In spite of success, money, and long experience at dealing with people, a qualm shot through Mildred as she sat down to the phone, in a hastily-donned kimono, to talk to this woman she had never met. But when she picked up the receiver and uttered a quavery hello, the cultured voice that spoke to her was friendship itself. ‘Mrs Pierce?’

‘Yes, Mrs Beragon.’

‘Or perhaps you’d like me to call you Mildred?’

‘I’d love it, Mrs Beragon.’

‘I just wanted to say that Monty has told me about your plan to be married, and I think it splendid. I’ve never met you, but from all I’ve heard, from so many, many people, I always felt you were the one wife for Monty, and I secretly hoped, as mothers often do, that one day it might come to pass.’

‘Well, that’s terribly nice of you, Mrs Beragon. Did Monty tell you about the house?’

‘He did, and I do want you to be happy there, and I’m sure you will. Monty is so attached to it, and he tells me you like it too and that’s a big step toward happiness, isn’t it?’

‘I would certainly think so. And I do hope that some time you’ll pay us a visit there, and, and—’

‘I’ll be delighted. And how is darling Veda?’

‘She’s just fine. She’s singing, you know.’

‘My dear, I heard her, and I was astonished – not really of course, because I always felt that Veda had big things in her. But even allowing for all that, she quite bowled me over. You have a very gifted daughter, Mildred.’

‘I’m certainly glad you think so, Mrs Beragon.’

‘You’ll remember me to her?’

‘I certainly will, Mrs Beragon.’

She hung up flushed, beaming, sure she had done very well, but Monty’s face had such an odd look that she asked: ‘What’s the matter?’


Where
is Veda?’

‘She – took an apartment by herself, a few months ago. It bothered her to have all the neighbours listening while she vocalised.’

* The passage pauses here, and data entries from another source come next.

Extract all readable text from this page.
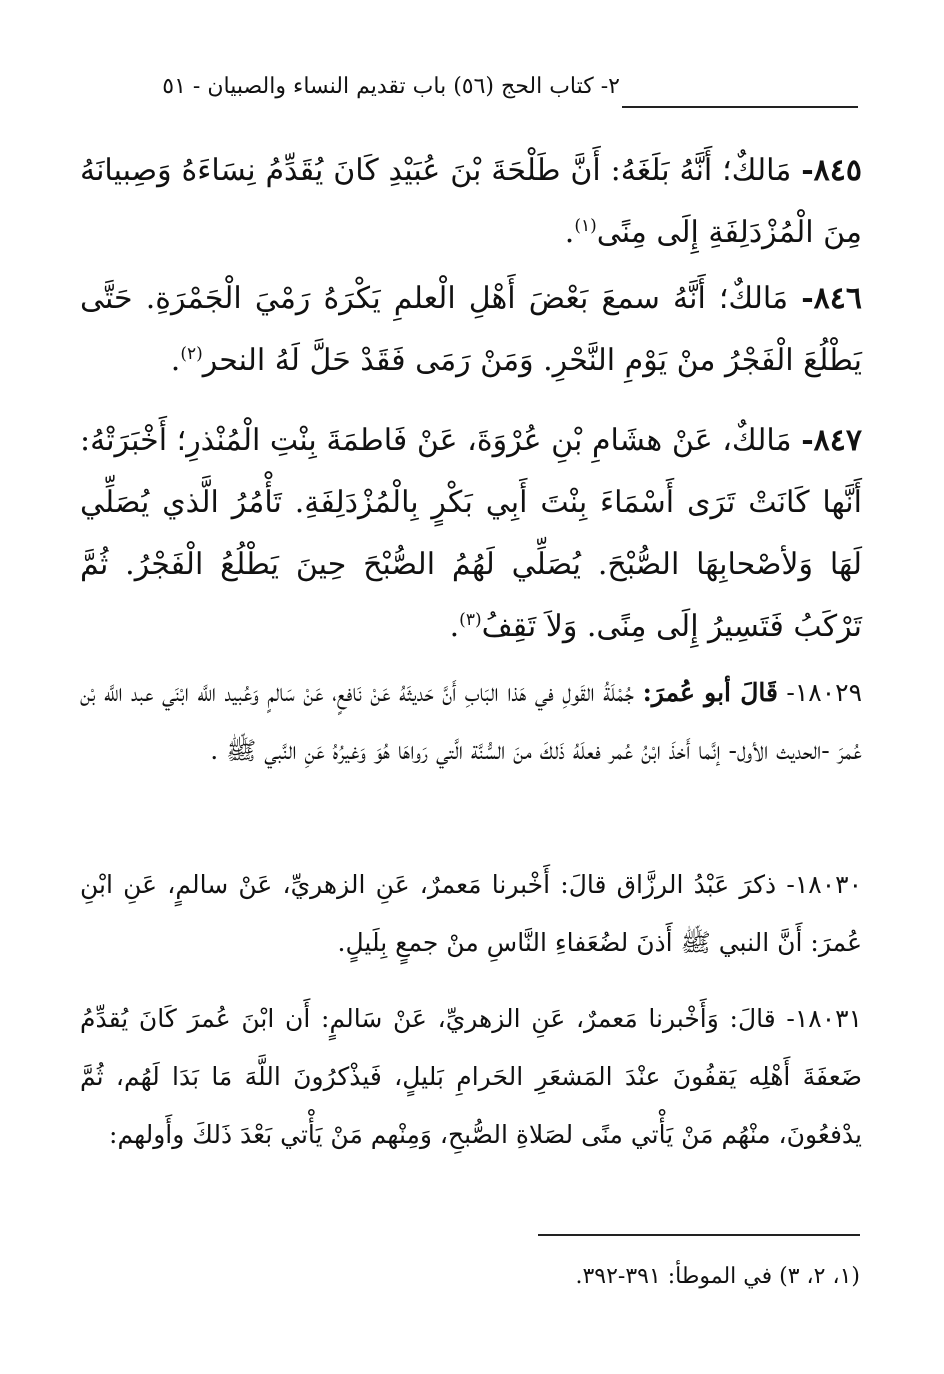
٢- كتاب الحج (٥٦) باب تقديم النساء والصبيان - ٥١
٨٤٥- مَالكٌ؛ أَنَّهُ بَلَغَهُ: أَنَّ طَلْحَةَ بْنَ عُبَيْدِ كَانَ يُقَدِّمُ نِسَاءَهُ وَصِبيانَهُ مِنَ الْمُزْدَلِفَةِ إِلَى مِنًى$^{(١)}$.
٨٤٦- مَالكٌ؛ أَنَّهُ سمعَ بَعْضَ أَهْلِ الْعلمِ يَكْرَهُ رَمْيَ الْجَمْرَةِ. حَتَّى يَطْلُعَ الْفَجْرُ منْ يَوْمِ النَّحْرِ. وَمَنْ رَمَى فَقَدْ حَلَّ لَهُ النحر$^{(٢)}$.
٨٤٧- مَالكٌ، عَنْ هشَامِ بْنِ عُرْوَةَ، عَنْ فَاطمَةَ بِنْتِ الْمُنْذرِ؛ أَخْبَرَتْهُ: أَنَّها كَانَتْ تَرَى أَسْمَاءَ بِنْتَ أَبِي بَكْرٍ بِالْمُزْدَلِفَةِ. تَأْمُرُ الَّذي يُصَلِّي لَهَا وَلأصْحابِهَا الصُّبْحَ. يُصَلِّي لَهُمُ الصُّبْحَ حِينَ يَطْلُعُ الْفَجْرُ. ثُمَّ تَرْكَبُ فَتَسِيرُ إِلَى مِنًى. وَلاَ تَقِفُ$^{(٣)}$.
١٨٠٢٩- قَالَ أبو عُمرَ: جُمْلَةُ القَولِ في هَذا البَابِ أَنَّ حَديثَهُ عَنْ نَافعٍ، عَنْ سَالمٍ وَعُبيد اللَّه ابْنَي عبد اللَّه بْن عُمرَ -الحديث الأول- إنَّما أَخذَ ابْنُ عُمر فعلَهُ ذَلكَ منَ السُّنَّة الَّتي رَواهَا هُوَ وَغيرُهُ عَنِ النَّبي ﷺ .
١٨٠٣٠- ذكرَ عَبْدُ الرزَّاق قالَ: أَخْبرنا مَعمرٌ، عَنِ الزهريِّ، عَنْ سالمٍ، عَنِ ابْنِ عُمرَ: أَنَّ النبي ﷺ أَذنَ لضُعَفاءِ النَّاسِ منْ جمعٍ بِلَيلٍ.
١٨٠٣١- قالَ: وَأَخْبرنا مَعمرٌ، عَنِ الزهريِّ، عَنْ سَالمٍ: أَن ابْنَ عُمرَ كَانَ يُقدِّمُ ضَعفَةَ أَهْلِه يَقفُونَ عنْدَ المَشعَرِ الحَرامِ بَليلٍ، فَيذْكرُونَ اللَّهَ مَا بَدَا لَهُم، ثُمَّ يدْفعُونَ، منْهُم مَنْ يَأْتي منًى لصَلاةِ الصُّبحِ، وَمِنْهم مَنْ يَأْتي بَعْدَ ذَلكَ وأَولهم:
(١، ٢، ٣) في الموطأ: ٣٩١-٣٩٢.
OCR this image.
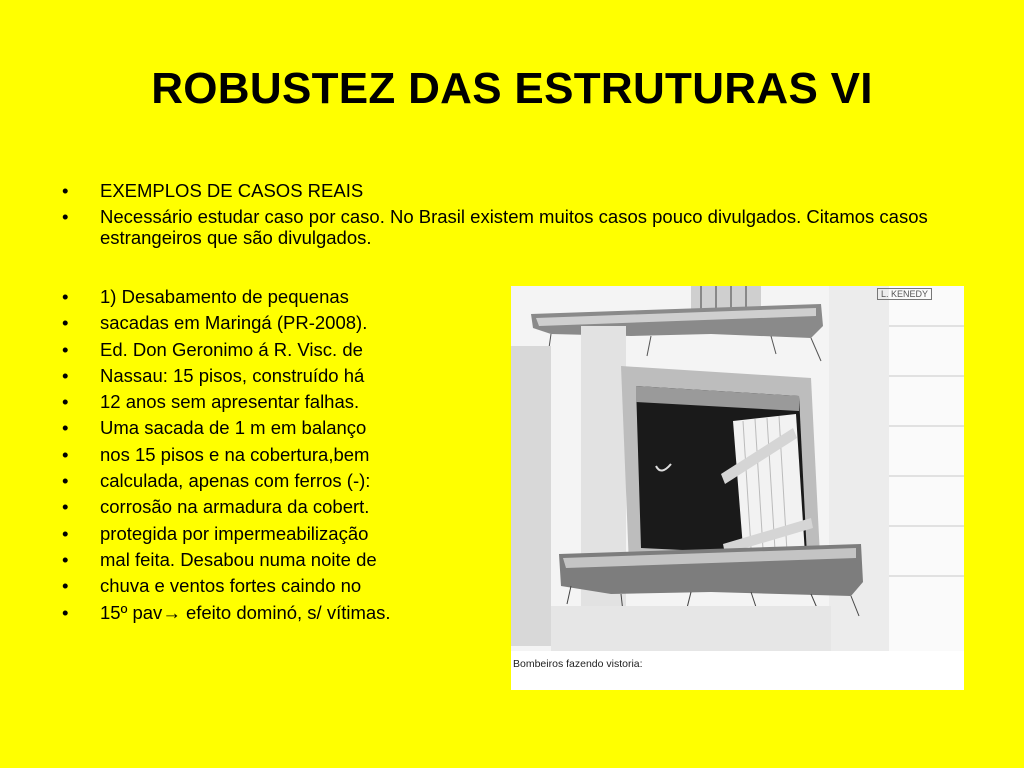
ROBUSTEZ DAS ESTRUTURAS VI
• EXEMPLOS DE CASOS REAIS
• Necessário estudar caso por caso. No Brasil existem muitos casos pouco divulgados. Citamos casos estrangeiros que são divulgados.
• 1) Desabamento de pequenas
• sacadas em Maringá (PR-2008).
• Ed. Don Geronimo á R. Visc. de
• Nassau: 15 pisos, construído há
• 12 anos sem apresentar falhas.
• Uma sacada de 1 m em balanço
• nos 15 pisos e na cobertura,bem
• calculada, apenas com ferros (-):
• corrosão na armadura da cobert.
• protegida por impermeabilização
• mal feita. Desabou numa noite de
• chuva e ventos fortes caindo no
• 15º pav→ efeito dominó, s/ vítimas.
L. KENEDY
Bombeiros fazendo vistoria:
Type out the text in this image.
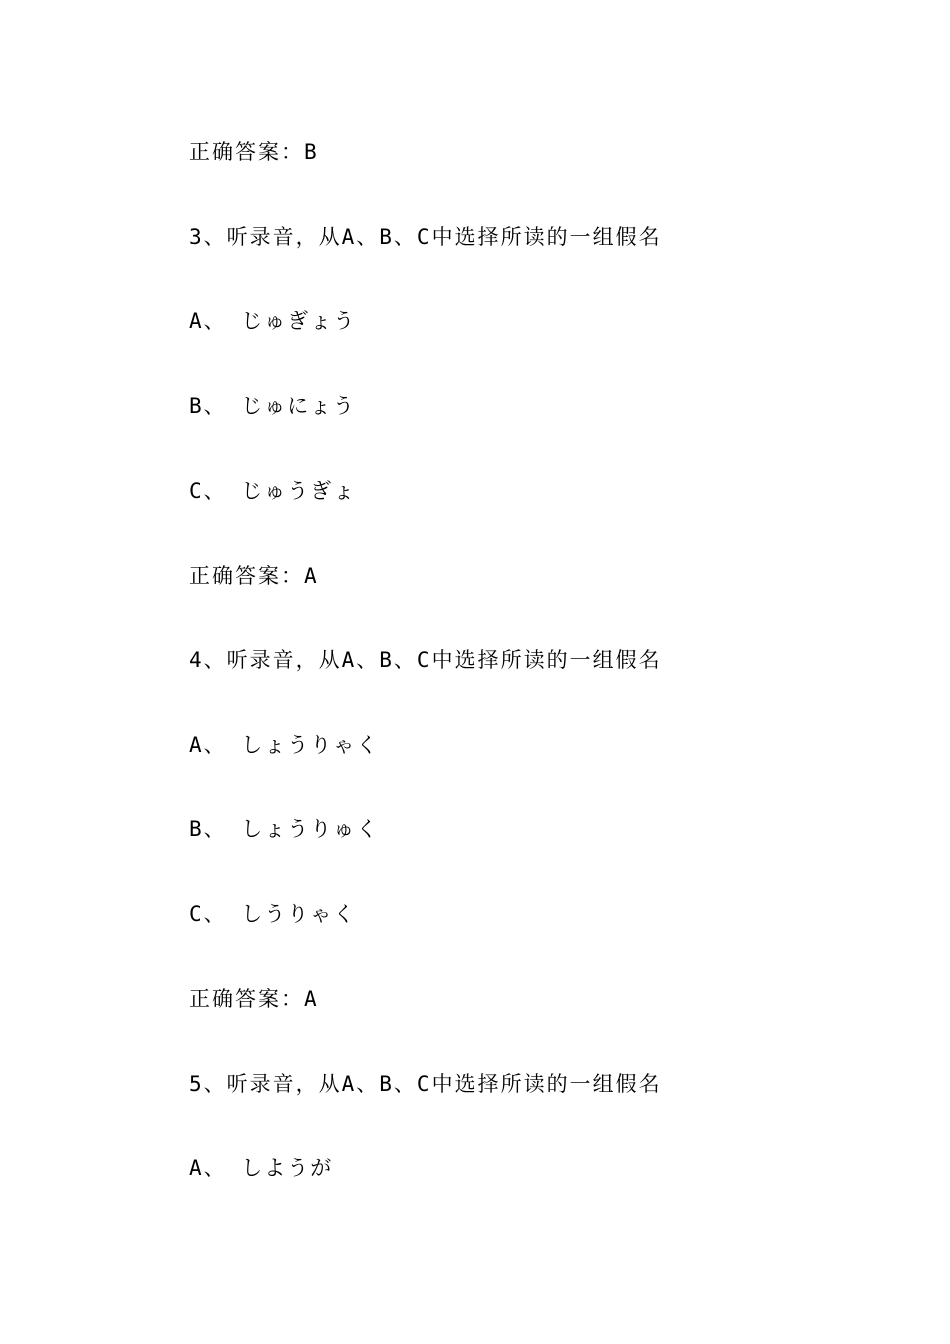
正确答案：B
3、听录音，从A、B、C中选择所读的一组假名
A、 じゅぎょう
B、 じゅにょう
C、 じゅうぎょ
正确答案：A
4、听录音，从A、B、C中选择所读的一组假名
A、 しょうりゃく
B、 しょうりゅく
C、 しうりゃく
正确答案：A
5、听录音，从A、B、C中选择所读的一组假名
A、 しようが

‘That must have been messy.’

‘It was – terrible.’

Within a week, the Beragon mansion looked as though it had been hit by bombs. The main idea of the alterations, which were under the supervision of Monty, was to restore what had been a large but pleasant house to what it had been before it was transformed into a small but hideous mansion. To that end the porticoes were torn off, the iron dogs removed, the palm trees grubbed up, so the original grove of live oaks was left as it had been, without tropical incongruities. What remained, after all this hacking, was so much reduced in size that Mildred suddenly began to feel some sense of identity with it. When the place as it would be began to emerge from the scaffolding, when the yellow paint had been burned off with torches and replaced with a soft, whitewash, when green shutters were in place, when a small, friendly entrance had taken the place of the former Monticello effect, she began to fall in love with it, and could hardly wait until it was finished. Her delight increased when Monty judged the exterior sufficiently advanced to proceed with the interior, and its furnishings. His mood continued dark, and he made no more allusions to the five hundred and twenty dollars, or
Glendale, or anything of a personal kind. But he seemed bent on pleasing Mildred, and it constantly surprised her, the way he was able to translate her ideas into paint, wood, and plaster.